Yesterday I reminded them about the importance of being a good audience for each other during an improvisation activity. That got me thinking about the first time we discussed this drama club golden rule of respect. It was the third week of class, after the enrollment for the club was set in stone, and we set the expectation of everyone respecting each other, the space and ourselves. Even though I know that I am a capable, enthusiastic, knowledgeable teaching artist, it’s easy to forget that from a student perspective, I am just some random stranger who comes to their school for an hour and a half every Friday to play some theater games. Twelve weeks later, I am realizing that setting this set of values and including myself in the expectations for the year has helped set ourselves up for success. It makes that apprehensive, fear of inevitable failure seem like a distant memory.

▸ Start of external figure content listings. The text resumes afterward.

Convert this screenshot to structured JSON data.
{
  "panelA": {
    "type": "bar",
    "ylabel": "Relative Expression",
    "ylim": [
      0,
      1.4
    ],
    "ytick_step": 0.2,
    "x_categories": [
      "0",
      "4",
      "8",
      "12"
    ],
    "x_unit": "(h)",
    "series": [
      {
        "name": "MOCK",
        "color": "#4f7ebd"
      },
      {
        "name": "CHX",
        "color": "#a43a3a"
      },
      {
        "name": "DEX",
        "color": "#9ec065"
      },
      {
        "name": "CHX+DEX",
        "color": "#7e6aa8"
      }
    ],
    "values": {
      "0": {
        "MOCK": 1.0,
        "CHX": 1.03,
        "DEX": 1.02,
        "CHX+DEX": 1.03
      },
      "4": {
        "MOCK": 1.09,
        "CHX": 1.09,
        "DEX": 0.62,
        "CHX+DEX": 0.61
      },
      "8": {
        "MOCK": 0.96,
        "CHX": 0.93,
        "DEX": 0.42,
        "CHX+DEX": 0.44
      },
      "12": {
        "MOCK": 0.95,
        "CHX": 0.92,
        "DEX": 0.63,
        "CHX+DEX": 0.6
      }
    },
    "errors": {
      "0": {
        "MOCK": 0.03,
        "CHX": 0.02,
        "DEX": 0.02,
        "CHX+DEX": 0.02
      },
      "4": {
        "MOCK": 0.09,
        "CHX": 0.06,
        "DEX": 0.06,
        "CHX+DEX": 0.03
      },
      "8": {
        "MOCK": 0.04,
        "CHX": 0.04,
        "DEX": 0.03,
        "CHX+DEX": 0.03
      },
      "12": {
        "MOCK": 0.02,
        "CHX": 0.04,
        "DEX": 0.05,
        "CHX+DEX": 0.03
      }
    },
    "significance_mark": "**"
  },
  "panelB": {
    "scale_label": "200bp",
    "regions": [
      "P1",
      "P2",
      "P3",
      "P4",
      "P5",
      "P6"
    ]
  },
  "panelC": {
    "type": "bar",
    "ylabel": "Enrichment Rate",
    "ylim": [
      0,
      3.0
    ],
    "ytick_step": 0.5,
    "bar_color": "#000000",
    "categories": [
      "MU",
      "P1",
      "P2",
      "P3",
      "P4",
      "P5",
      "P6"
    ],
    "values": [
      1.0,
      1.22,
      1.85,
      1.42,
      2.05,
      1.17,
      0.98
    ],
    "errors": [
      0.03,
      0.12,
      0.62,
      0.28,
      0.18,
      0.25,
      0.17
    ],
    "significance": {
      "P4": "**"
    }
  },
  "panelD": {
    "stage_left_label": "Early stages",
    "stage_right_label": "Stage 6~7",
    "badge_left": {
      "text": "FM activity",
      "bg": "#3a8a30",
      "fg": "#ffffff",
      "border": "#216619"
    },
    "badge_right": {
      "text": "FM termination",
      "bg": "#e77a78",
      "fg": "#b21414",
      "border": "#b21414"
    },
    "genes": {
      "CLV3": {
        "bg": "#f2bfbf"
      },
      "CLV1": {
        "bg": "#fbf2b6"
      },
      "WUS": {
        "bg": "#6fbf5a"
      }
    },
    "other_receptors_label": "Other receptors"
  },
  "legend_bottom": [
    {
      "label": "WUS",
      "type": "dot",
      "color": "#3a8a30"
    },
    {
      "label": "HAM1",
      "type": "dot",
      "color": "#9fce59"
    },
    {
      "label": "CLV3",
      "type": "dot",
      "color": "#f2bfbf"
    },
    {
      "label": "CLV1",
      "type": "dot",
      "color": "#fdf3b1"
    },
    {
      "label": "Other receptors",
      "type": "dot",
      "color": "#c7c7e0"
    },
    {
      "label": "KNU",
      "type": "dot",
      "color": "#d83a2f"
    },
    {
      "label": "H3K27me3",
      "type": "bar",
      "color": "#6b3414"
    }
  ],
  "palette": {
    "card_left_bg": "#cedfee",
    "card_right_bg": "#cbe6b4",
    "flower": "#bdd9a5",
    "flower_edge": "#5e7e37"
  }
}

This residency is the longest time I’ve ever spent with the same group of students, and establishing a trustworthy relationship with them has proved to be absolutely critical to the success of the residency as a whole and forming a collaborative ensemble.
The play they are writing together may or may not make sense. I will do my best editing, but it is much more important to me that these students learn to work together in a respectful manner, as well as have fun with seeing their creative, wacky ideas come to life.